The latest Swiss GDP figures were impressive. According to the State Secretariat for Economic Affairs’ quarterly estimates, Swiss real GDP grew by 0.7% q-o-q in Q2, slightly above our 0.6% projection and consensus. Average growth in the first half of 2018 was therefore the strongest since 2010. Nevertheless, GDP was again boosted by special factors, namely sports events, which added 0.2 percentage points to quarterly growth in both Q1 and Q2. Second, domestic demand and imports were on the weak side in Q2, with private consumption growth slowing. Regarding trade, exports enjoyed a robust growth, while imports contracted. Manufacturing sectors provided the most substantial boost to growth in Q2, and the entertainment sector again provided a sharp boost to growth, with sports events adding 0.2 pp to quarterly growth in both Q1 and Q2.

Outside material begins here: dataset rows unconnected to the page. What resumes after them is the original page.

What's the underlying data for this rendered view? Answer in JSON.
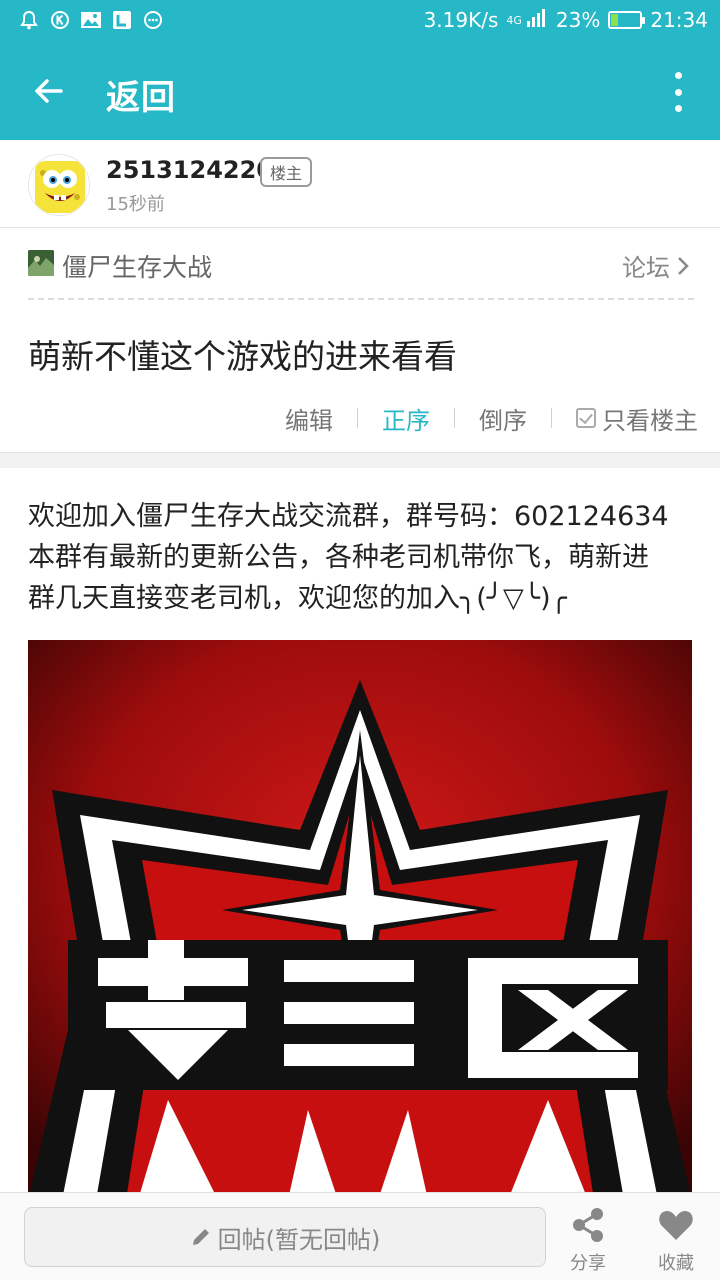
{
  "status_bar": {
    "net_speed": "3.19K/s",
    "network_type": "4G",
    "battery_percent": "23%",
    "battery_level": 0.23,
    "time": "21:34",
    "left_icons": [
      "bell-icon",
      "k-app-icon",
      "image-icon",
      "l-app-icon",
      "chat-bubble-icon"
    ]
  },
  "app_bar": {
    "title": "返回"
  },
  "author": {
    "username": "2513124220",
    "badge": "楼主",
    "time": "15秒前"
  },
  "forum": {
    "name": "僵尸生存大战",
    "link": "论坛"
  },
  "post": {
    "title": "萌新不懂这个游戏的进来看看",
    "order_options": {
      "edit": "编辑",
      "asc": "正序",
      "desc": "倒序",
      "op_only": "只看楼主"
    },
    "body_lines": [
      "欢迎加入僵尸生存大战交流群，群号码：602124634",
      "本群有最新的更新公告，各种老司机带你飞，萌新进",
      "群几天直接变老司机，欢迎您的加入╮(╯▽╰)╭"
    ],
    "image_text": "安全区"
  },
  "bottom_bar": {
    "reply_placeholder": "回帖(暂无回帖)",
    "share_label": "分享",
    "favorite_label": "收藏"
  },
  "colors": {
    "accent": "#26b8c6",
    "image_red": "#c80f0f"
  }
}
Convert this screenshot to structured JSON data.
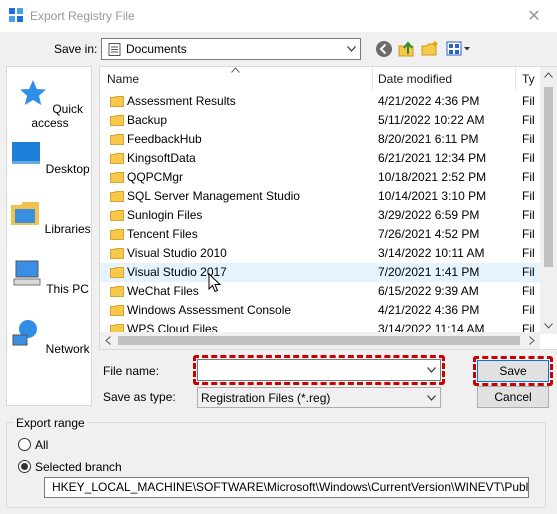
{
  "window": {
    "title": "Export Registry File",
    "close_glyph": "✕"
  },
  "save_in": {
    "label": "Save in:",
    "value": "Documents"
  },
  "toolbar": {
    "icons": [
      "back-icon",
      "up-folder-icon",
      "new-folder-icon",
      "view-menu-icon"
    ]
  },
  "places": [
    {
      "label": "Quick access",
      "icon": "quick-access-star-icon"
    },
    {
      "label": "Desktop",
      "icon": "desktop-icon"
    },
    {
      "label": "Libraries",
      "icon": "libraries-icon"
    },
    {
      "label": "This PC",
      "icon": "this-pc-icon"
    },
    {
      "label": "Network",
      "icon": "network-icon"
    }
  ],
  "columns": {
    "name": "Name",
    "date": "Date modified",
    "type": "Ty"
  },
  "files": [
    {
      "name": "Assessment Results",
      "date": "4/21/2022 4:36 PM",
      "type": "Fil"
    },
    {
      "name": "Backup",
      "date": "5/11/2022 10:22 AM",
      "type": "Fil"
    },
    {
      "name": "FeedbackHub",
      "date": "8/20/2021 6:11 PM",
      "type": "Fil"
    },
    {
      "name": "KingsoftData",
      "date": "6/21/2021 12:34 PM",
      "type": "Fil"
    },
    {
      "name": "QQPCMgr",
      "date": "10/18/2021 2:52 PM",
      "type": "Fil"
    },
    {
      "name": "SQL Server Management Studio",
      "date": "10/14/2021 3:10 PM",
      "type": "Fil"
    },
    {
      "name": "Sunlogin Files",
      "date": "3/29/2022 6:59 PM",
      "type": "Fil"
    },
    {
      "name": "Tencent Files",
      "date": "7/26/2021 4:52 PM",
      "type": "Fil"
    },
    {
      "name": "Visual Studio 2010",
      "date": "3/14/2022 10:11 AM",
      "type": "Fil"
    },
    {
      "name": "Visual Studio 2017",
      "date": "7/20/2021 1:41 PM",
      "type": "Fil"
    },
    {
      "name": "WeChat Files",
      "date": "6/15/2022 9:39 AM",
      "type": "Fil"
    },
    {
      "name": "Windows Assessment Console",
      "date": "4/21/2022 4:36 PM",
      "type": "Fil"
    },
    {
      "name": "WPS Cloud Files",
      "date": "3/14/2022 11:14 AM",
      "type": "Fil"
    }
  ],
  "hovered_row": "Visual Studio 2017",
  "file_name": {
    "label": "File name:",
    "value": ""
  },
  "save_as_type": {
    "label": "Save as type:",
    "value": "Registration Files (*.reg)"
  },
  "buttons": {
    "save": "Save",
    "cancel": "Cancel"
  },
  "export_range": {
    "label": "Export range",
    "all_label": "All",
    "selected_label": "Selected branch",
    "selected": "Selected branch",
    "path": "HKEY_LOCAL_MACHINE\\SOFTWARE\\Microsoft\\Windows\\CurrentVersion\\WINEVT\\Publishers"
  },
  "colors": {
    "highlight_dash": "#cc0000",
    "hover_row": "#e5f3ff",
    "folder": "#f7c84a"
  }
}
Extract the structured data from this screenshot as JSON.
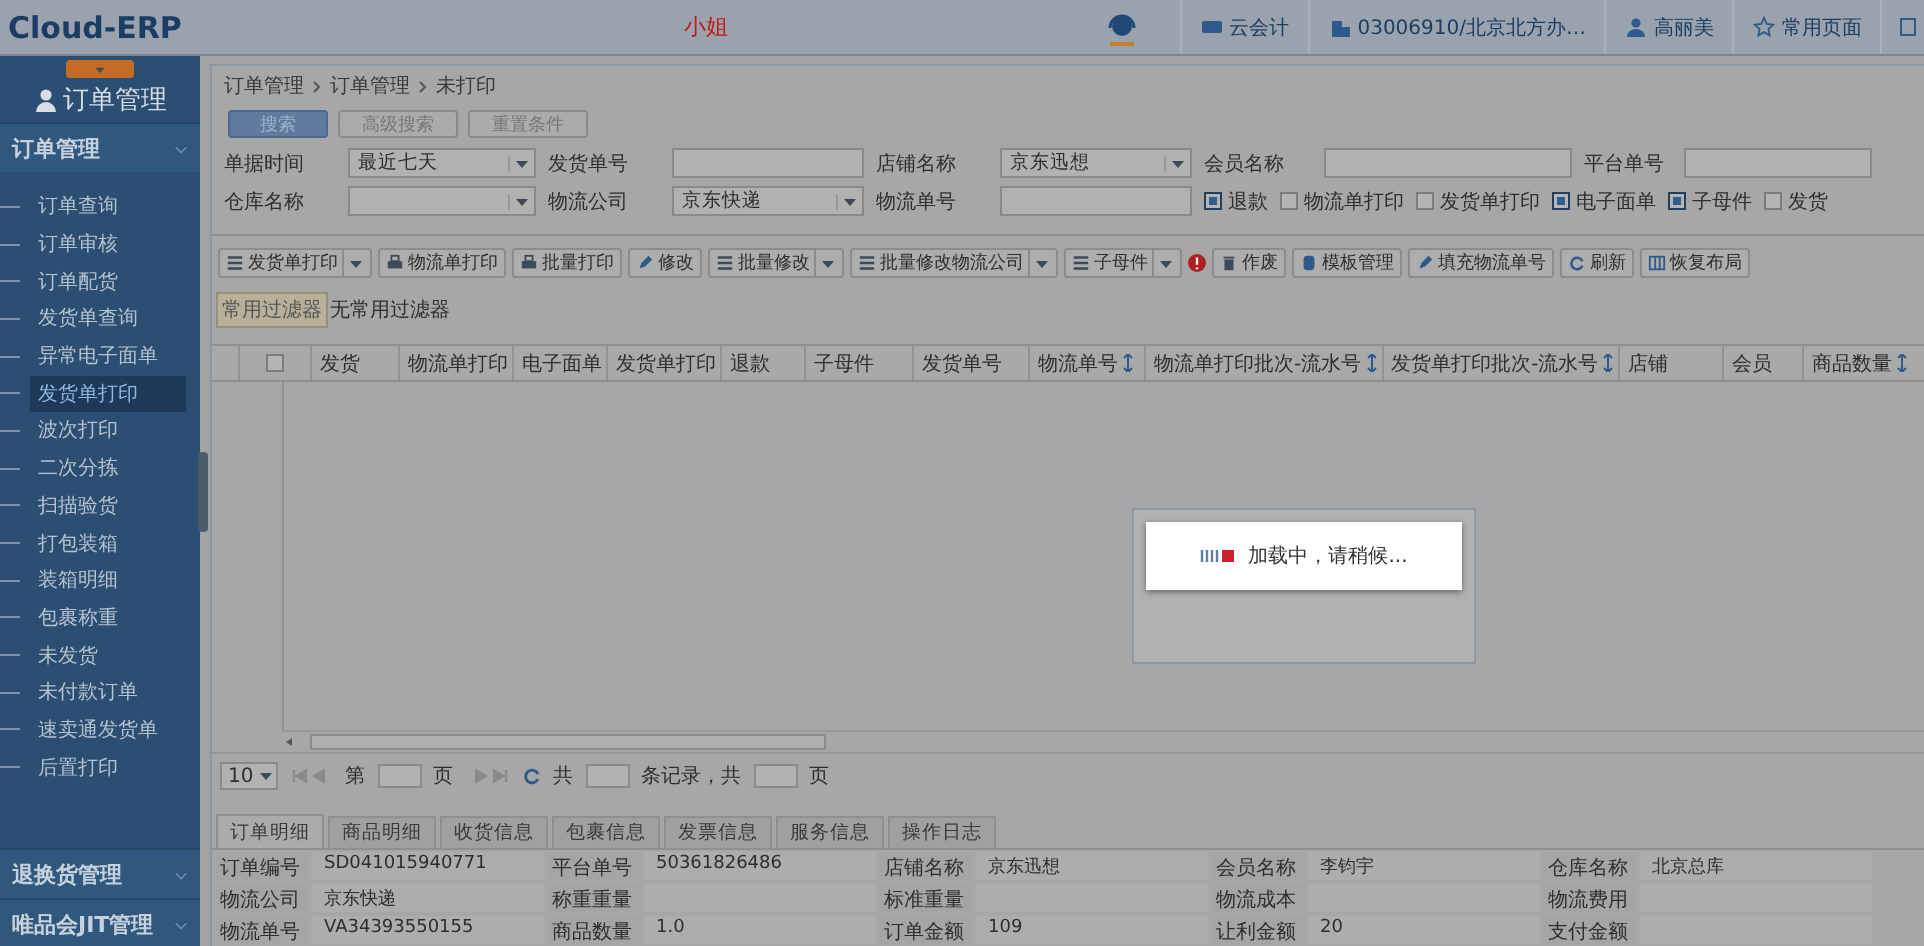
{
  "topbar": {
    "logo": "Cloud-ERP",
    "greeting": "小姐",
    "items": [
      {
        "kind": "accounting",
        "label": "云会计"
      },
      {
        "kind": "company",
        "label": "03006910/北京北方办…"
      },
      {
        "kind": "user",
        "label": "高丽美"
      },
      {
        "kind": "star",
        "label": "常用页面"
      }
    ]
  },
  "sidebar": {
    "module_title": "订单管理",
    "groups": [
      {
        "label": "订单管理",
        "expanded": true,
        "children": [
          {
            "label": "订单查询",
            "selected": false
          },
          {
            "label": "订单审核",
            "selected": false
          },
          {
            "label": "订单配货",
            "selected": false
          },
          {
            "label": "发货单查询",
            "selected": false
          },
          {
            "label": "异常电子面单",
            "selected": false
          },
          {
            "label": "发货单打印",
            "selected": true
          },
          {
            "label": "波次打印",
            "selected": false
          },
          {
            "label": "二次分拣",
            "selected": false
          },
          {
            "label": "扫描验货",
            "selected": false
          },
          {
            "label": "打包装箱",
            "selected": false
          },
          {
            "label": "装箱明细",
            "selected": false
          },
          {
            "label": "包裹称重",
            "selected": false
          },
          {
            "label": "未发货",
            "selected": false
          },
          {
            "label": "未付款订单",
            "selected": false
          },
          {
            "label": "速卖通发货单",
            "selected": false
          },
          {
            "label": "后置打印",
            "selected": false
          }
        ]
      },
      {
        "label": "退换货管理",
        "expanded": false
      },
      {
        "label": "唯品会JIT管理",
        "expanded": false
      }
    ]
  },
  "breadcrumb": [
    "订单管理",
    "订单管理",
    "未打印"
  ],
  "search_buttons": [
    {
      "label": "搜索",
      "kind": "primary"
    },
    {
      "label": "高级搜索",
      "kind": "plain"
    },
    {
      "label": "重置条件",
      "kind": "plain"
    }
  ],
  "filters": [
    [
      {
        "label": "单据时间",
        "kind": "select",
        "value": "最近七天"
      },
      {
        "label": "发货单号",
        "kind": "text"
      },
      {
        "label": "店铺名称",
        "kind": "select",
        "value": "京东迅想"
      },
      {
        "label": "会员名称",
        "kind": "text"
      },
      {
        "label": "平台单号",
        "kind": "text"
      }
    ],
    [
      {
        "label": "仓库名称",
        "kind": "select"
      },
      {
        "label": "物流公司",
        "kind": "select",
        "value": "京东快递"
      },
      {
        "label": "物流单号",
        "kind": "text"
      }
    ]
  ],
  "filter_checks": [
    {
      "label": "退款",
      "checked": true
    },
    {
      "label": "物流单打印",
      "checked": false
    },
    {
      "label": "发货单打印",
      "checked": false
    },
    {
      "label": "电子面单",
      "checked": true
    },
    {
      "label": "子母件",
      "checked": true
    },
    {
      "label": "发货",
      "checked": false
    }
  ],
  "toolbar": [
    {
      "label": "发货单打印",
      "kind": "list",
      "dropdown": true,
      "alert": false
    },
    {
      "label": "物流单打印",
      "kind": "print",
      "dropdown": false,
      "alert": false
    },
    {
      "label": "批量打印",
      "kind": "print",
      "dropdown": false,
      "alert": false
    },
    {
      "label": "修改",
      "kind": "edit",
      "dropdown": false,
      "alert": false
    },
    {
      "label": "批量修改",
      "kind": "list",
      "dropdown": true,
      "alert": false
    },
    {
      "label": "批量修改物流公司",
      "kind": "list",
      "dropdown": true,
      "alert": false
    },
    {
      "label": "子母件",
      "kind": "list",
      "dropdown": true,
      "alert": true
    },
    {
      "label": "作废",
      "kind": "delete",
      "dropdown": false,
      "alert": false
    },
    {
      "label": "模板管理",
      "kind": "template",
      "dropdown": false,
      "alert": false
    },
    {
      "label": "填充物流单号",
      "kind": "edit",
      "dropdown": false,
      "alert": false
    },
    {
      "label": "刷新",
      "kind": "refresh",
      "dropdown": false,
      "alert": false
    },
    {
      "label": "恢复布局",
      "kind": "layout",
      "dropdown": false,
      "alert": false
    }
  ],
  "filter_bar": {
    "chip": "常用过滤器",
    "note": "无常用过滤器"
  },
  "table": {
    "select_all_checked": false,
    "columns": [
      {
        "label": "发货",
        "sortable": false
      },
      {
        "label": "物流单打印",
        "sortable": false
      },
      {
        "label": "电子面单",
        "sortable": false
      },
      {
        "label": "发货单打印",
        "sortable": false
      },
      {
        "label": "退款",
        "sortable": false
      },
      {
        "label": "子母件",
        "sortable": false
      },
      {
        "label": "发货单号",
        "sortable": false
      },
      {
        "label": "物流单号",
        "sortable": true
      },
      {
        "label": "物流单打印批次-流水号",
        "sortable": true
      },
      {
        "label": "发货单打印批次-流水号",
        "sortable": true
      },
      {
        "label": "店铺",
        "sortable": false
      },
      {
        "label": "会员",
        "sortable": false
      },
      {
        "label": "商品数量",
        "sortable": true
      }
    ]
  },
  "loading": {
    "message": "加载中，请稍候..."
  },
  "pagination": {
    "page_size": "10",
    "page_prefix": "第",
    "page_suffix": "页",
    "total_prefix": "共",
    "records_label": "条记录，共",
    "pages_suffix": "页"
  },
  "detail_tabs": [
    {
      "label": "订单明细",
      "selected": true
    },
    {
      "label": "商品明细",
      "selected": false
    },
    {
      "label": "收货信息",
      "selected": false
    },
    {
      "label": "包裹信息",
      "selected": false
    },
    {
      "label": "发票信息",
      "selected": false
    },
    {
      "label": "服务信息",
      "selected": false
    },
    {
      "label": "操作日志",
      "selected": false
    }
  ],
  "detail_rows": [
    [
      {
        "label": "订单编号",
        "value": "SD041015940771"
      },
      {
        "label": "平台单号",
        "value": "50361826486"
      },
      {
        "label": "店铺名称",
        "value": "京东迅想"
      },
      {
        "label": "会员名称",
        "value": "李钧宇"
      },
      {
        "label": "仓库名称",
        "value": "北京总库"
      }
    ],
    [
      {
        "label": "物流公司",
        "value": "京东快递"
      },
      {
        "label": "称重重量"
      },
      {
        "label": "标准重量"
      },
      {
        "label": "物流成本"
      },
      {
        "label": "物流费用"
      }
    ],
    [
      {
        "label": "物流单号",
        "value": "VA34393550155"
      },
      {
        "label": "商品数量",
        "value": "1.0"
      },
      {
        "label": "订单金额",
        "value": "109"
      },
      {
        "label": "让利金额",
        "value": "20"
      },
      {
        "label": "支付金额"
      }
    ]
  ]
}
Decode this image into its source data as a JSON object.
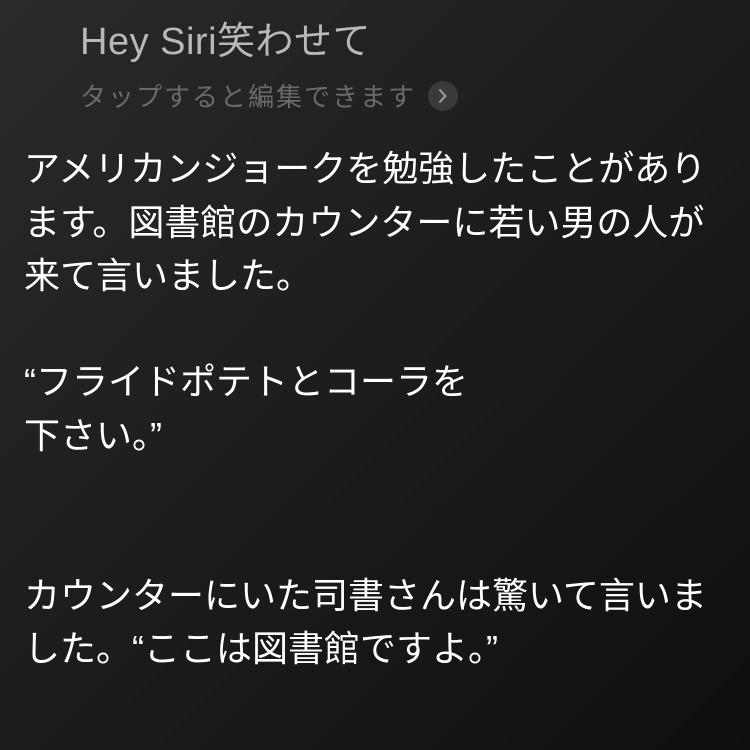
{
  "header": {
    "user_query": "Hey Siri笑わせて",
    "edit_hint": "タップすると編集できます"
  },
  "response": {
    "text": "アメリカンジョークを勉強したことがあります。図書館のカウンターに若い男の人が来て言いました。\n\n“フライドポテトとコーラを\n下さい。”\n\n\nカウンターにいた司書さんは驚いて言いました。“ここは図書館ですよ。”"
  }
}
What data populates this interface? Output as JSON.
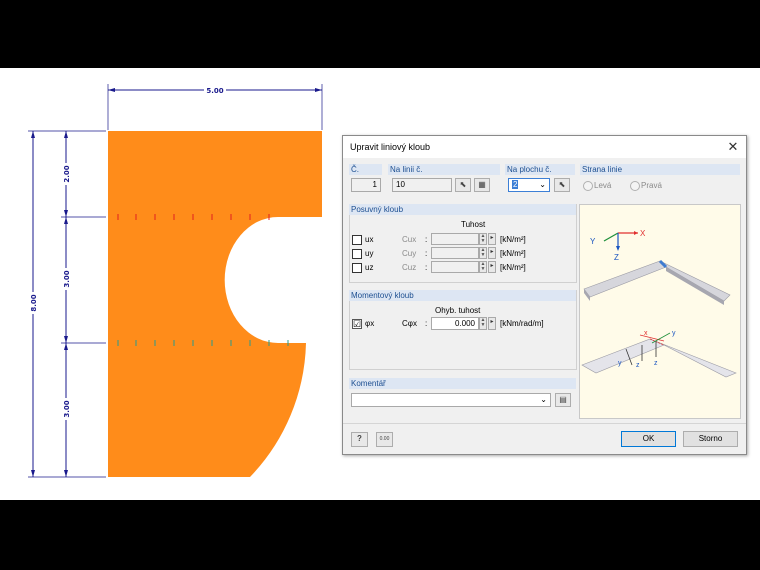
{
  "drawing": {
    "dimensions": {
      "top": "5.00",
      "left_total": "8.00",
      "seg1": "2.00",
      "seg2": "3.00",
      "seg3": "3.00"
    },
    "colors": {
      "surface": "#ff8c1a",
      "dimension": "#1a1a8c",
      "hinge_red": "#e02020",
      "hinge_teal": "#2a9d8f"
    }
  },
  "dialog": {
    "title": "Upravit liniový kloub",
    "close_glyph": "✕",
    "no": {
      "label": "Č.",
      "value": "1"
    },
    "line": {
      "label": "Na linii č.",
      "value": "10"
    },
    "surface": {
      "label": "Na plochu č.",
      "value": "2"
    },
    "side": {
      "label": "Strana linie",
      "left": "Levá",
      "right": "Pravá"
    },
    "translational": {
      "title": "Posuvný kloub",
      "stiffness_header": "Tuhost",
      "rows": [
        {
          "dof": "ux",
          "param": "Cux",
          "sep": ":",
          "unit": "[kN/m²]"
        },
        {
          "dof": "uy",
          "param": "Cuy",
          "sep": ":",
          "unit": "[kN/m²]"
        },
        {
          "dof": "uz",
          "param": "Cuz",
          "sep": ":",
          "unit": "[kN/m²]"
        }
      ]
    },
    "rotational": {
      "title": "Momentový kloub",
      "header": "Ohyb. tuhost",
      "dof": "φx",
      "param": "Cφx",
      "sep": ":",
      "value": "0.000",
      "unit": "[kNm/rad/m]",
      "checked_glyph": "☑"
    },
    "comment": {
      "title": "Komentář",
      "value": ""
    },
    "ok": "OK",
    "cancel": "Storno",
    "help_glyph": "?",
    "calc_glyph": "0.00",
    "axes": {
      "x": "X",
      "y": "Y",
      "z": "Z",
      "lx": "x",
      "ly": "y",
      "lz": "z"
    }
  }
}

Looking ahead, our scenario remains unchanged. We expect the Swiss economy to grow at a robust, although slower pace in H2 2018 as the effect of some factors (namely sports events), is likely to fade. Indeed, the experience of prior years with major sports events suggests that growth will be much weaker in Q3 and Q4. Moreover, the recent strengthening of the franc, somewhat weaker euro area growth and uncertainty regarding global trade tensions suggest slower growth momentum ahead. Nonetheless, given the significant upward revisions in Q1 and 2017 data, our GDP growth forecast is pushed up to 2.9% in 2018 (from 2.0% previously).
Average headline inflation in Q2 was 0.1 pp above the Swiss National Bank (SNB)’s June projections. In addition, inflation pick-up in July and August (1.2% y-o-y) suggests that the Q3 average is also likely to be above the SNB’s Q3 forecast of 0.9%. This could push the SNB to marginally revise up its 2018 CPI forecast at its next meeting in September 20. Nevertheless, we expect the SNB to maintain its accommodative monetary policy and we foresee the first SNB policy rate hike (+25 bp increase) in September 2019.